02 December 2008

The Aids war is over - sort of

While there was controversy and a split in the ANC over the resignation of President Thabo Mbeki, there were few to mourn exit of his health minister Manto Tshabalala-Msimang. The Times - ‘The war is over’:
AFTER years of anger, South Africa yesterday commemorated World Aids Day, confident for the first time that the government is responding effectively to the epidemic.

Mark Heywood, deputy chair of the SA National Aids Council, said: “The war is over. This doesn’t mean that there won’t be disputes and that the Treatment Action Campaign will be muted when we have issues to raise — but it means that the level of resistance that we once encountered is over...

Last month The Times reported that a study by the Harvard School of Public Health in the US had found that more than 330000 lives had been lost because of the failure of Mbeki and Tshabalala-Msimang in the provision of HIV-Aids drugs between 2000 and 2005.

  • The Harvard report blamed the deaths on the reluctance of the Mbeki-led government to implement a feasible and timely antiretroviral treatment programme.

  • The study found that almost 35000 babies were born with HIV between 2000 and 2005 because Mbeki and his health minister had failed to make widely available the drug nevirapine, which prevents mother-to-child transmission of the virus.

  • The new Health Minister, Barbara Hogan, is taking action to turn this around.

    But the Mbeki government's failure to deal adequately with HIV/Aids has led to another health crisis:

    Al Jazeera English - Focus - South Africa's hidden epidemic:
    Once on the wane, tuberculosis is again resurgent, especially in countries facing major HIV/Aids epidemics.

    In 2006, it killed an estimated 1.7 million people, according to the UN. An estimated two million died of HIV/Aids, but for many the immediate cause was tuberculosis; TB is the number one killer for people with Aids.

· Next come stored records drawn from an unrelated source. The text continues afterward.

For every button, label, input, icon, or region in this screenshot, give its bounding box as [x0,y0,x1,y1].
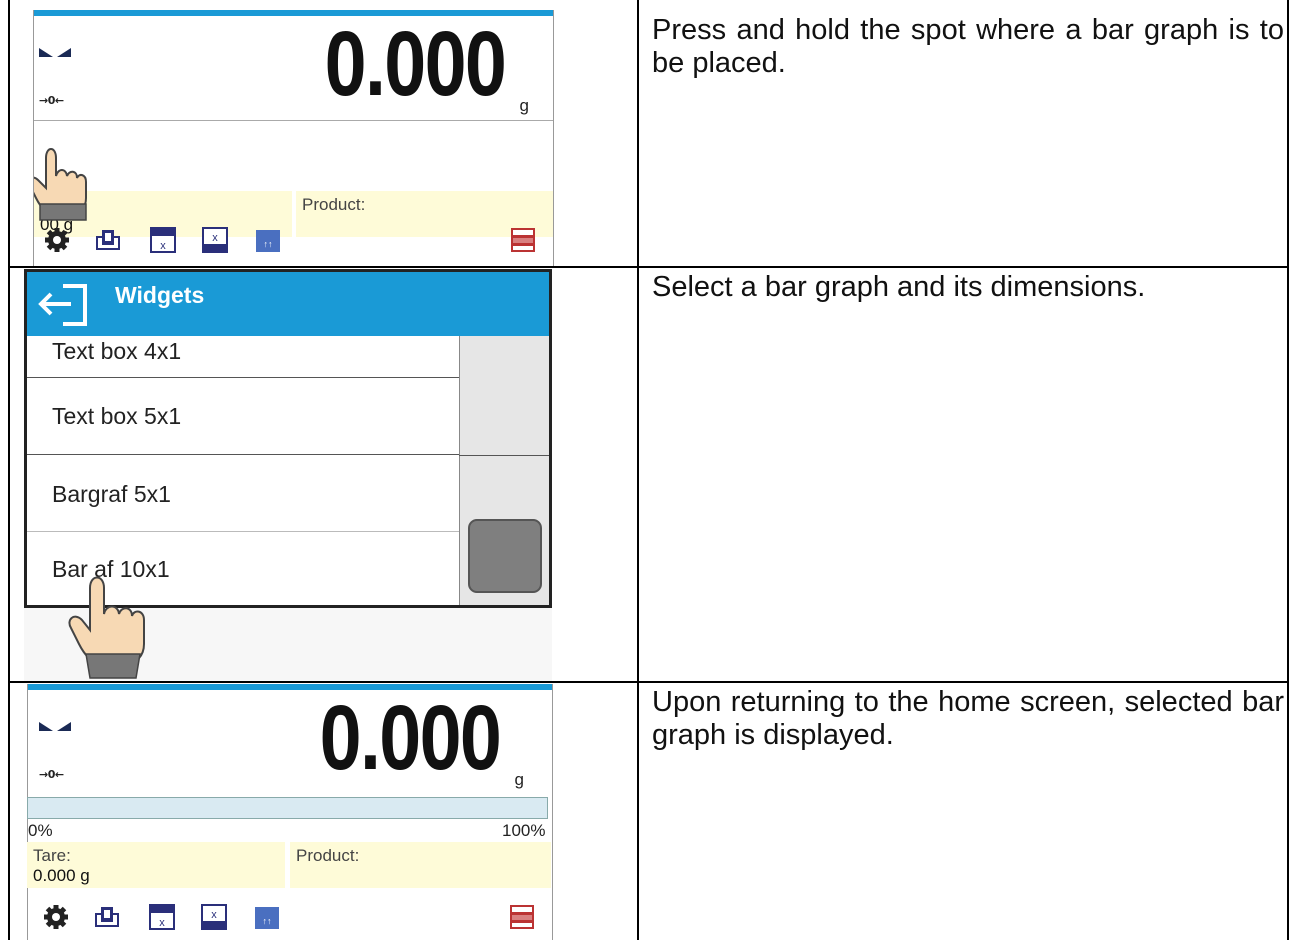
row-1-description: Press and hold the spot where a bar grap… [652,14,1284,79]
list-item[interactable]: Bargraf 5x1 [27,455,459,532]
svg-text:x: x [211,909,217,921]
hand-pointer-icon [34,148,87,221]
product-box[interactable]: Product: [290,842,551,888]
weight-unit: g [519,96,529,115]
scrollbar-thumb[interactable] [468,519,542,593]
gear-icon[interactable] [43,904,69,930]
table-row-divider-1 [8,266,1289,268]
scrollbar-divider [459,455,549,456]
svg-text:x: x [212,232,218,244]
scale-screen-1: →0← 0.000 g e: 00 g Product: x x ↑↑ [33,10,554,266]
units-icon[interactable]: ↑↑ [254,904,280,930]
units-icon[interactable]: ↑↑ [255,227,281,253]
table-border-right [1287,0,1289,940]
table-divider-vertical [637,0,639,940]
tare-value: 0.000 g [33,866,90,885]
list-item[interactable]: Text box 4x1 [27,336,459,378]
tare-clear-icon[interactable]: x [201,904,227,930]
screen-toolbar: x x ↑↑ [33,900,552,934]
hand-pointer-icon [68,576,145,679]
product-label: Product: [302,195,366,214]
tare-icon[interactable]: x [149,904,175,930]
svg-text:↑↑: ↑↑ [263,916,272,926]
database-icon[interactable] [510,227,536,253]
table-row-divider-2 [8,681,1289,683]
bargraph [27,797,548,819]
divider [34,120,553,121]
bargraph-min-label: 0% [28,821,53,840]
product-label: Product: [296,846,360,865]
stable-indicator-icon [39,48,71,57]
widgets-title: Widgets [115,282,205,308]
tare-icon[interactable]: x [150,227,176,253]
screen-toolbar: x x ↑↑ [34,223,553,257]
database-icon[interactable] [509,904,535,930]
printer-icon[interactable] [95,227,121,253]
gear-icon[interactable] [44,227,70,253]
row-3-description: Upon returning to the home screen, selec… [652,686,1284,751]
stable-indicator-icon [39,722,71,731]
tare-label: Tare: [33,846,71,865]
zero-indicator: →0← [39,768,64,781]
list-item[interactable]: Text box 5x1 [27,378,459,455]
row-2-description: Select a bar graph and its dimensions. [652,271,1146,303]
bargraph-max-label: 100% [502,821,546,840]
tare-box[interactable]: Tare: 0.000 g [27,842,285,888]
back-icon[interactable] [35,278,93,330]
weight-unit: g [514,770,524,789]
printer-icon[interactable] [94,904,120,930]
zero-indicator: →0← [39,94,64,107]
tare-clear-icon[interactable]: x [202,227,228,253]
widgets-header: Widgets [27,272,549,336]
svg-text:↑↑: ↑↑ [264,239,273,249]
table-border-left [8,0,10,940]
svg-text:x: x [160,240,166,252]
svg-text:x: x [159,917,165,929]
weight-display: 0.000 [319,687,501,789]
weight-display: 0.000 [324,13,506,115]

    Unlike Aids, TB - once known as the white plague - is a curable disease, but proper treatment is complicated and requires at least a six-month course of antibiotics.

    However, HIV attacks the immune system, making people more susceptible to infections like TB, and as a result, there are high-levels of co-infection.


    One of the consequences of this has been the evolution of new strains of drug-resistant TB.

    This is my contribution to the Bloggers Unite on World Aids Day campaign.

    It's a day late, because yesterday was also the synchroblog on Mythical Monsters, which, though it seemed to me to be an interesting topic, only got three contributions. Anyway, better late than never, for both the Aids Day one and the mythical monsters one.